How is beef jerky made?
To make beef jerky, you slice lean cuts of beef into strips, marinate them in a cure, then lay them out to dry and cook very slowly at a very, very low temperature. Almost every step in that process is costly. Lean beef is used because fat can cause spoilage. Lean beef is more expensive than fatty beef. The slicing and laying out is usually done by hand. That’s right, this is not a mechanized process, it’s people doing this and those people deserve to be paid. Then the stuff has to cook. Now it’s not the old school route of just drying in the sun, but it still has to remain at a low temp for a long time to dehydrate properly. That means it’s not a fast turnaround. It takes a while to make a bag of jerky.
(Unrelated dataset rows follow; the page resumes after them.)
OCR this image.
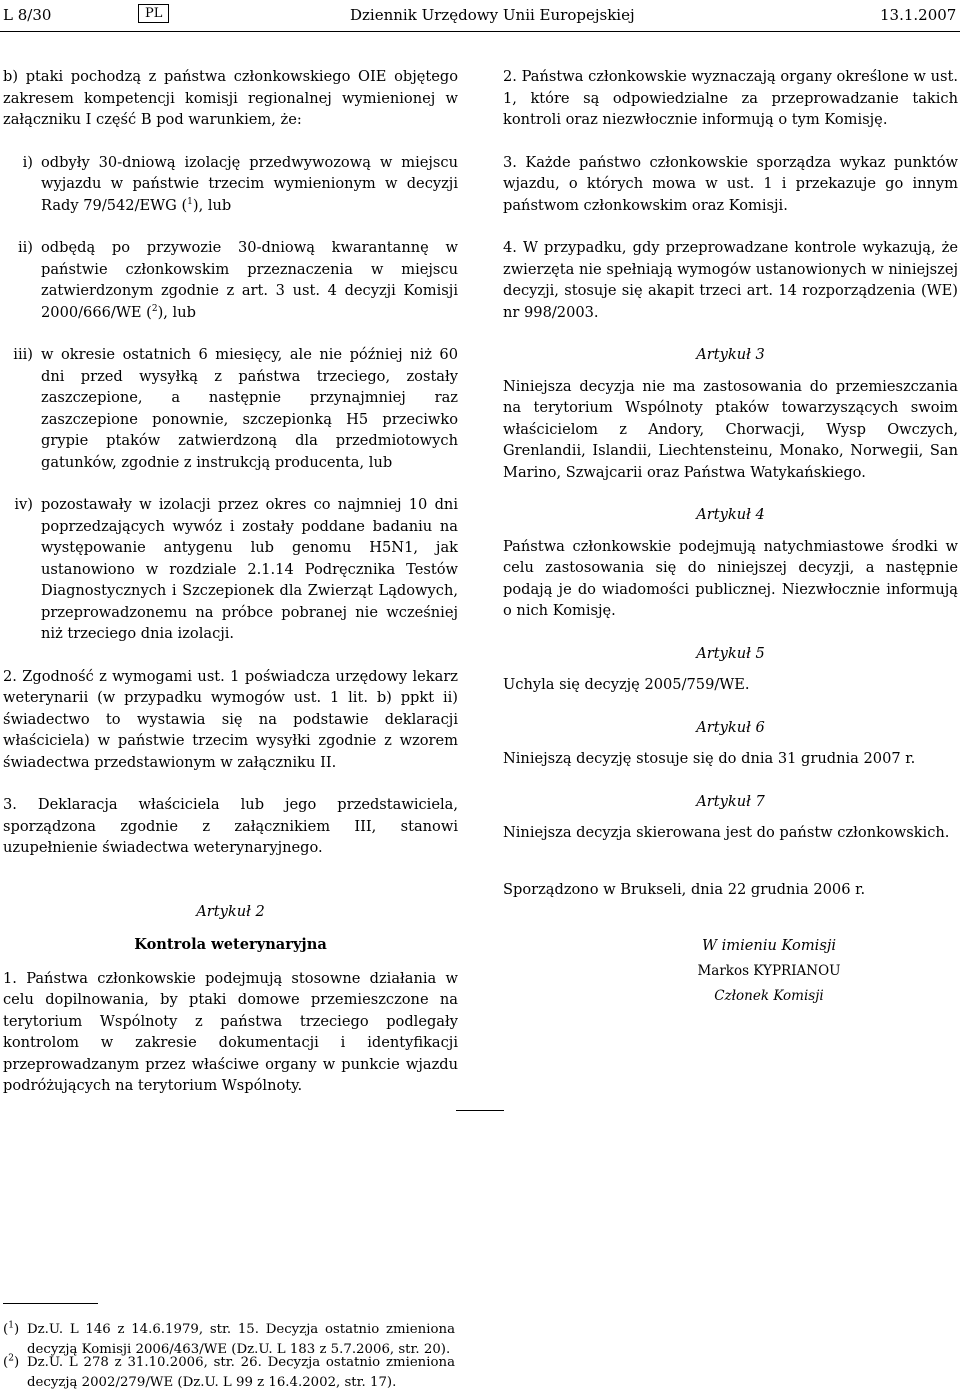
L 8/30	PL	Dziennik Urzędowy Unii Europejskiej	13.1.2007

b) ptaki pochodzą z państwa członkowskiego OIE objętego zakresem kompetencji komisji regionalnej wymienionej w załączniku I część B pod warunkiem, że:

i) odbyły 30-dniową izolację przedwywozową w miejscu wyjazdu w państwie trzecim wymienionym w decyzji Rady 79/542/EWG ($^1$), lub
ii) odbędą po przywozie 30-dniową kwarantannę w państwie członkowskim przeznaczenia w miejscu zatwierdzonym zgodnie z art. 3 ust. 4 decyzji Komisji 2000/666/WE ($^2$), lub
iii) w okresie ostatnich 6 miesięcy, ale nie później niż 60 dni przed wysyłką z państwa trzeciego, zostały zaszczepione, a następnie przynajmniej raz zaszczepione ponownie, szczepionką H5 przeciwko grypie ptaków zatwierdzoną dla przedmiotowych gatunków, zgodnie z instrukcją producenta, lub
iv) pozostawały w izolacji przez okres co najmniej 10 dni poprzedzających wywóz i zostały poddane badaniu na występowanie antygenu lub genomu H5N1, jak ustanowiono w rozdziale 2.1.14 Podręcznika Testów Diagnostycznych i Szczepionek dla Zwierząt Lądowych, przeprowadzonemu na próbce pobranej nie wcześniej niż trzeciego dnia izolacji.

2. Zgodność z wymogami ust. 1 poświadcza urzędowy lekarz weterynarii (w przypadku wymogów ust. 1 lit. b) ppkt ii) świadectwo to wystawia się na podstawie deklaracji właściciela) w państwie trzecim wysyłki zgodnie z wzorem świadectwa przedstawionym w załączniku II.

3. Deklaracja właściciela lub jego przedstawiciela, sporządzona zgodnie z załącznikiem III, stanowi uzupełnienie świadectwa weterynaryjnego.

Artykuł 2

Kontrola weterynaryjna

1. Państwa członkowskie podejmują stosowne działania w celu dopilnowania, by ptaki domowe przemieszczone na terytorium Wspólnoty z państwa trzeciego podlegały kontrolom w zakresie dokumentacji i identyfikacji przeprowadzanym przez właściwe organy w punkcie wjazdu podróżujących na terytorium Wspólnoty.

2. Państwa członkowskie wyznaczają organy określone w ust. 1, które są odpowiedzialne za przeprowadzanie takich kontroli oraz niezwłocznie informują o tym Komisję.

3. Każde państwo członkowskie sporządza wykaz punktów wjazdu, o których mowa w ust. 1 i przekazuje go innym państwom członkowskim oraz Komisji.

4. W przypadku, gdy przeprowadzane kontrole wykazują, że zwierzęta nie spełniają wymogów ustanowionych w niniejszej decyzji, stosuje się akapit trzeci art. 14 rozporządzenia (WE) nr 998/2003.

Artykuł 3

Niniejsza decyzja nie ma zastosowania do przemieszczania na terytorium Wspólnoty ptaków towarzyszących swoim właścicielom z Andory, Chorwacji, Wysp Owczych, Grenlandii, Islandii, Liechtensteinu, Monako, Norwegii, San Marino, Szwajcarii oraz Państwa Watykańskiego.

Artykuł 4

Państwa członkowskie podejmują natychmiastowe środki w celu zastosowania się do niniejszej decyzji, a następnie podają je do wiadomości publicznej. Niezwłocznie informują o nich Komisję.

Artykuł 5

Uchyla się decyzję 2005/759/WE.

Artykuł 6

Niniejszą decyzję stosuje się do dnia 31 grudnia 2007 r.

Artykuł 7

Niniejsza decyzja skierowana jest do państw członkowskich.

Sporządzono w Brukseli, dnia 22 grudnia 2006 r.

W imieniu Komisji

Markos KYPRIANOU

Członek Komisji

($^1$) Dz.U. L 146 z 14.6.1979, str. 15. Decyzja ostatnio zmieniona decyzją Komisji 2006/463/WE (Dz.U. L 183 z 5.7.2006, str. 20).
($^2$) Dz.U. L 278 z 31.10.2006, str. 26. Decyzja ostatnio zmieniona decyzją 2002/279/WE (Dz.U. L 99 z 16.4.2002, str. 17).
And you know what happens to that beef while it cooks? It shrinks. So that two and a half pounds of expensive lean beef comes out as one pound of sellable jerky. All of this goes into the price. For me, though, the high price of jerky is actually a good thing. It’s the only thing that keeps me from eating it for every meal.
I always thought it was called jerky because when you bite and rip a piece off, it jerks your head back.